Anlaşılan konu “modern” dünyada küme düştü!
Bu durumun sahiplerinin ve sürdürücülerinin, “halkın istemediği şeyler”i yapmak istemediklerini söylediklerini duyar gibiyim. Meşhur olmayan “ünlüler”le karşı karşıya olma merakımız, televizyonlarda aile içi kişi çekiştirme ya da yemek yapma programları düşkünlüğümüz, yarışma severliğimiz varmış ya, her şeyi onlar belirliyormuş!

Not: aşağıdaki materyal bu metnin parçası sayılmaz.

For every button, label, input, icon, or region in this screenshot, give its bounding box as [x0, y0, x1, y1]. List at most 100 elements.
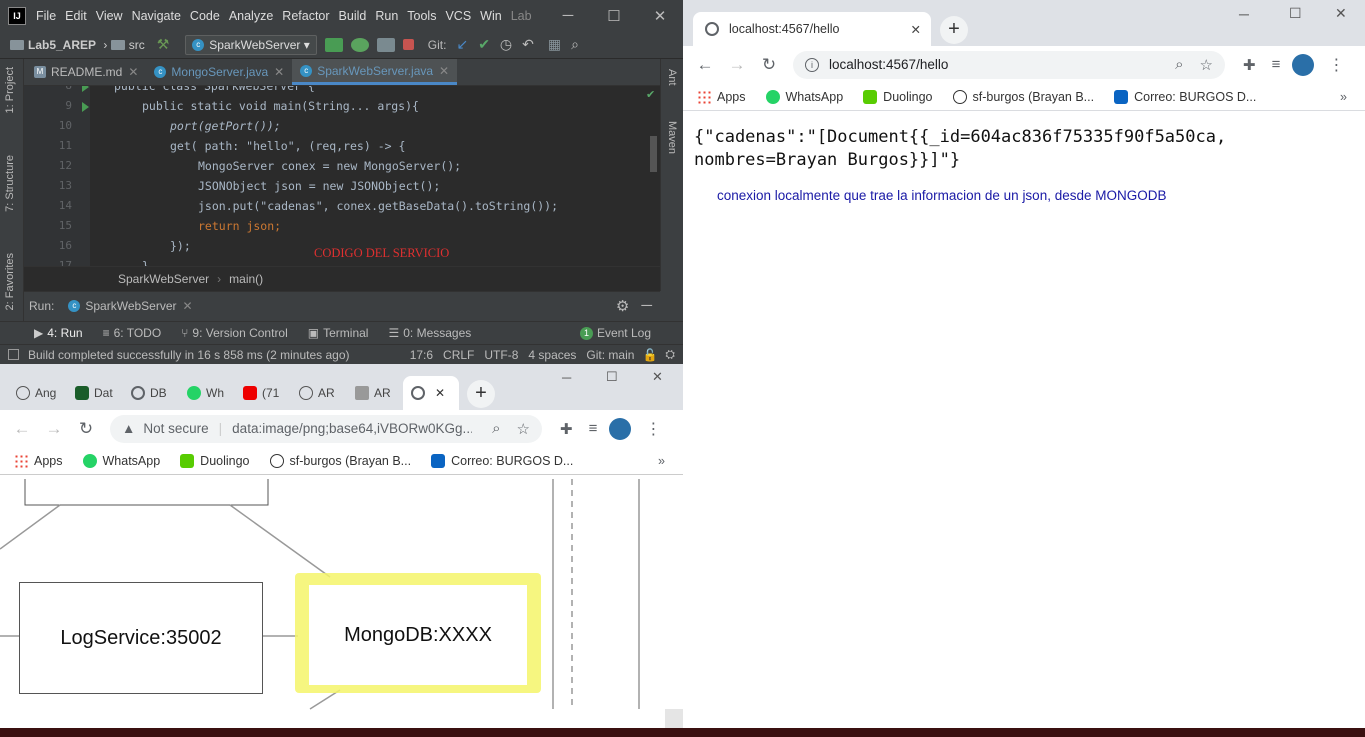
- close-tab-icon[interactable]: ✕: [435, 386, 445, 400]
- menu-window[interactable]: Win: [480, 9, 502, 23]
- hide-icon[interactable]: ─: [641, 297, 652, 314]
- toolwin-terminal[interactable]: ▣ Terminal: [308, 326, 369, 340]
- git-commit-icon[interactable]: ✔: [478, 36, 490, 53]
- line-separator[interactable]: CRLF: [443, 348, 474, 362]
- bookmark-whatsapp[interactable]: WhatsApp: [765, 89, 843, 104]
- more-bookmarks-icon[interactable]: »: [1340, 90, 1347, 104]
- menu-navigate[interactable]: Navigate: [132, 9, 181, 23]
- browser-tab[interactable]: DB: [131, 377, 167, 409]
- bookmark-apps[interactable]: Apps: [697, 89, 746, 104]
- tab-project[interactable]: 1: Project: [4, 67, 16, 113]
- back-icon[interactable]: ←: [6, 419, 38, 439]
- star-icon[interactable]: ☆: [1200, 56, 1213, 74]
- extensions-icon[interactable]: ✚: [1243, 56, 1256, 74]
- layout-icon[interactable]: [8, 349, 19, 360]
- browser-tab[interactable]: Ang: [16, 377, 56, 409]
- tab-maven[interactable]: Maven: [666, 121, 678, 154]
- menu-build[interactable]: Build: [339, 9, 367, 23]
- media-icon[interactable]: ≡: [1272, 56, 1281, 73]
- media-icon[interactable]: ≡: [589, 420, 598, 437]
- bookmark-outlook[interactable]: Correo: BURGOS D...: [1114, 89, 1256, 104]
- browser-tab[interactable]: Wh: [187, 377, 224, 409]
- bookmark-apps[interactable]: Apps: [14, 453, 63, 468]
- reload-icon[interactable]: ↻: [70, 419, 102, 439]
- zoom-icon[interactable]: ⌕: [492, 420, 500, 437]
- close-icon[interactable]: ✕: [637, 7, 683, 25]
- bookmark-duolingo[interactable]: Duolingo: [863, 89, 933, 104]
- bookmark-whatsapp[interactable]: WhatsApp: [82, 453, 160, 468]
- menu-file[interactable]: File: [36, 9, 56, 23]
- menu-refactor[interactable]: Refactor: [282, 9, 329, 23]
- inspector-icon[interactable]: ⛭: [665, 347, 675, 362]
- maximize-icon[interactable]: ☐: [606, 369, 618, 385]
- src-crumb[interactable]: › src: [100, 38, 144, 52]
- info-icon[interactable]: i: [805, 57, 819, 72]
- new-tab-button[interactable]: +: [940, 16, 968, 44]
- bookmark-duolingo[interactable]: Duolingo: [180, 453, 250, 468]
- run-config-select[interactable]: c SparkWebServer ▾: [185, 34, 317, 55]
- browser-tab[interactable]: AR: [355, 377, 391, 409]
- breadcrumb-class[interactable]: SparkWebServer: [118, 272, 209, 286]
- bookmark-github[interactable]: sf-burgos (Brayan B...: [269, 453, 411, 468]
- scrollbar-corner[interactable]: [665, 709, 683, 728]
- run-gutter-icon[interactable]: [82, 102, 89, 112]
- coverage-icon[interactable]: [376, 37, 395, 52]
- close-tab-icon[interactable]: ✕: [911, 22, 921, 37]
- bookmark-github[interactable]: sf-burgos (Brayan B...: [952, 89, 1094, 104]
- minimize-icon[interactable]: ─: [1239, 6, 1249, 22]
- menu-icon[interactable]: ⋮: [1328, 55, 1344, 75]
- new-tab-button[interactable]: +: [467, 380, 495, 408]
- address-bar[interactable]: ▲ Not secure | data:image/png;base64,iVB…: [110, 414, 542, 443]
- reload-icon[interactable]: ↻: [753, 55, 785, 75]
- back-icon[interactable]: ←: [689, 55, 721, 75]
- tab-sparkwebserver[interactable]: c SparkWebServer.java ✕: [292, 59, 458, 85]
- git-history-icon[interactable]: ◷: [500, 36, 512, 53]
- git-branch[interactable]: Git: main: [586, 348, 634, 362]
- close-tab-icon[interactable]: ✕: [274, 65, 284, 79]
- minimize-icon[interactable]: ─: [562, 370, 571, 385]
- avatar[interactable]: [609, 417, 632, 440]
- close-tab-icon[interactable]: ✕: [128, 65, 138, 79]
- tab-structure[interactable]: 7: Structure: [4, 155, 16, 212]
- menu-view[interactable]: View: [96, 9, 123, 23]
- hammer-icon[interactable]: ⚒: [157, 36, 170, 53]
- avatar[interactable]: [1292, 53, 1315, 76]
- menu-vcs[interactable]: VCS: [445, 9, 471, 23]
- close-window-icon[interactable]: ✕: [1335, 5, 1347, 22]
- caret-position[interactable]: 17:6: [410, 348, 433, 362]
- close-window-icon[interactable]: ✕: [652, 369, 663, 385]
- forward-icon[interactable]: →: [721, 55, 753, 75]
- search-icon[interactable]: ⌕: [571, 36, 579, 53]
- gear-icon[interactable]: ⚙: [616, 297, 629, 315]
- git-update-icon[interactable]: ↙: [456, 36, 468, 53]
- menu-run[interactable]: Run: [375, 9, 398, 23]
- indent-setting[interactable]: 4 spaces: [528, 348, 576, 362]
- tab-mongoserver[interactable]: c MongoServer.java ✕: [146, 59, 292, 85]
- forward-icon[interactable]: →: [38, 419, 70, 439]
- toolwin-messages[interactable]: ☰ 0: Messages: [388, 326, 471, 340]
- project-crumb[interactable]: Lab5_AREP: [10, 38, 96, 52]
- menu-icon[interactable]: ⋮: [645, 419, 661, 439]
- star-icon[interactable]: ☆: [517, 420, 530, 438]
- security-label[interactable]: Not secure: [143, 421, 208, 436]
- menu-analyze[interactable]: Analyze: [229, 9, 273, 23]
- menu-code[interactable]: Code: [190, 9, 220, 23]
- toolwin-todo[interactable]: ≡ 6: TODO: [103, 326, 162, 340]
- run-gutter-icon[interactable]: [82, 86, 89, 92]
- extensions-icon[interactable]: ✚: [560, 420, 573, 438]
- maximize-icon[interactable]: ☐: [591, 7, 637, 25]
- active-browser-tab[interactable]: ✕: [403, 376, 459, 410]
- project-structure-icon[interactable]: ▦: [548, 36, 561, 53]
- zoom-icon[interactable]: ⌕: [1175, 56, 1183, 73]
- file-encoding[interactable]: UTF-8: [484, 348, 518, 362]
- lock-icon[interactable]: 🔓: [642, 348, 657, 362]
- browser-tab[interactable]: (71: [243, 377, 279, 409]
- close-tab-icon[interactable]: ✕: [439, 64, 449, 78]
- browser-tab[interactable]: localhost:4567/hello ✕: [693, 12, 931, 46]
- tab-favorites[interactable]: 2: Favorites: [4, 253, 16, 310]
- maximize-icon[interactable]: ☐: [1289, 5, 1302, 22]
- tab-ant[interactable]: Ant: [666, 69, 678, 86]
- menu-edit[interactable]: Edit: [65, 9, 87, 23]
- run-tab[interactable]: c SparkWebServer ✕: [68, 299, 193, 313]
- bookmark-outlook[interactable]: Correo: BURGOS D...: [431, 453, 573, 468]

Dünyayı artık çok iyi ve her bakımdan bilmemizin, ama önemli bilgilerin sunulmamasının esas nedeninin, magazinsel özellik taşımamayan hiç bir şeyin haber ve değerlendirme değeri taşımamasında, medyanın düzey düşüklüğünde ve haberciliğin hayret ettirmece olarak yalnızca parasal (ticari) bir sektör haline gelmesinde aramak lazım herhalde.
Her şey magazinleşiyorsa her şeyin içi boşalıyor demektir!

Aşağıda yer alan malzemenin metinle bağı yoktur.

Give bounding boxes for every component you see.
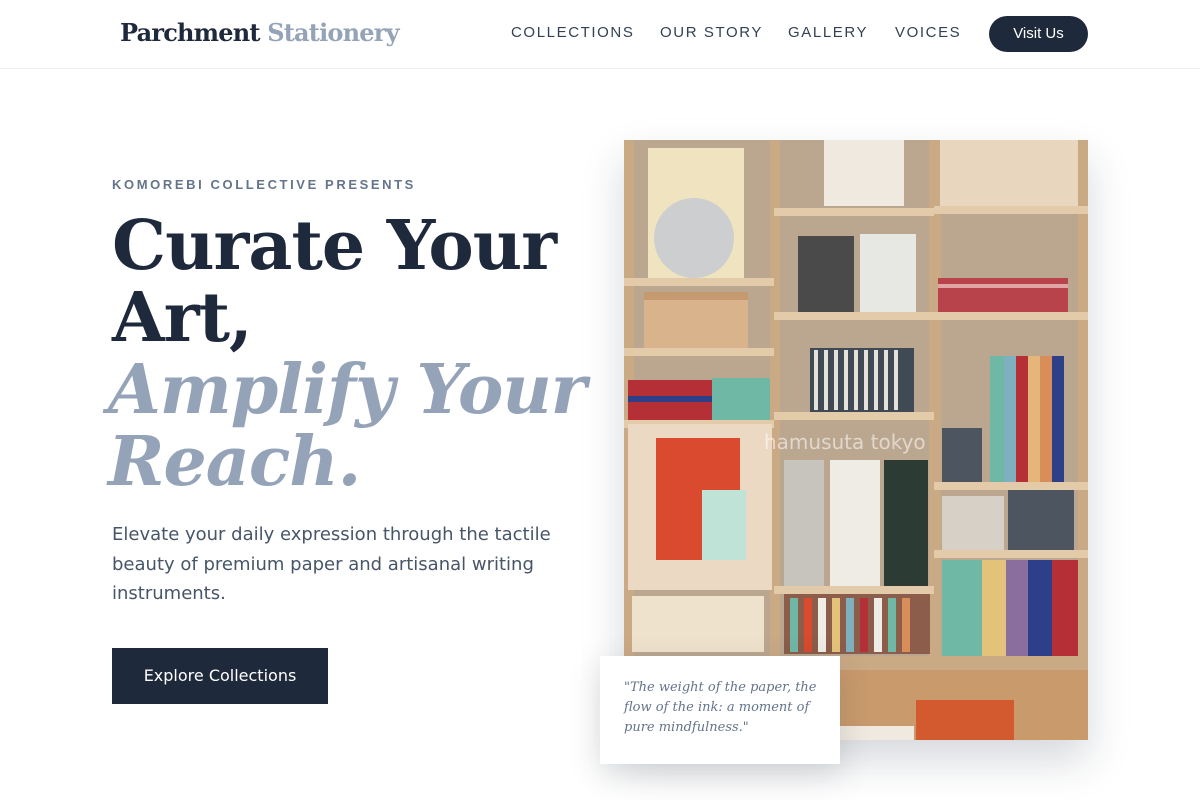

Geçmişe özlemin “görmüş, geçirmiş”lerin nostaljik ve kronik arazlarından biri olduğu eskiden belki de doğruydu, ama bugün bizleri çevreleyen dünyanın bozulmakta, kirlenmekte, tahripkar bir değişim içinde olmakta, değerlerini terketmekte oluşu ve düzey kaybı karşısında “geçmişe özlem”, öyle olmaktan, nostaljik bir yanılgı hali olmaktan çıkmış, sağlıklı olmanın semptomlarından biri haline gelmiştir. Ne yazık ki, bunu görecek olanlar yeni yüzyılda/binyılda yetişen ve yaşayanlar olmayacak. Yani bugünlerden sonra kimse görmeyecek! Arada gören olursa onu da alnından öpmek boynumuzun borcu olsun!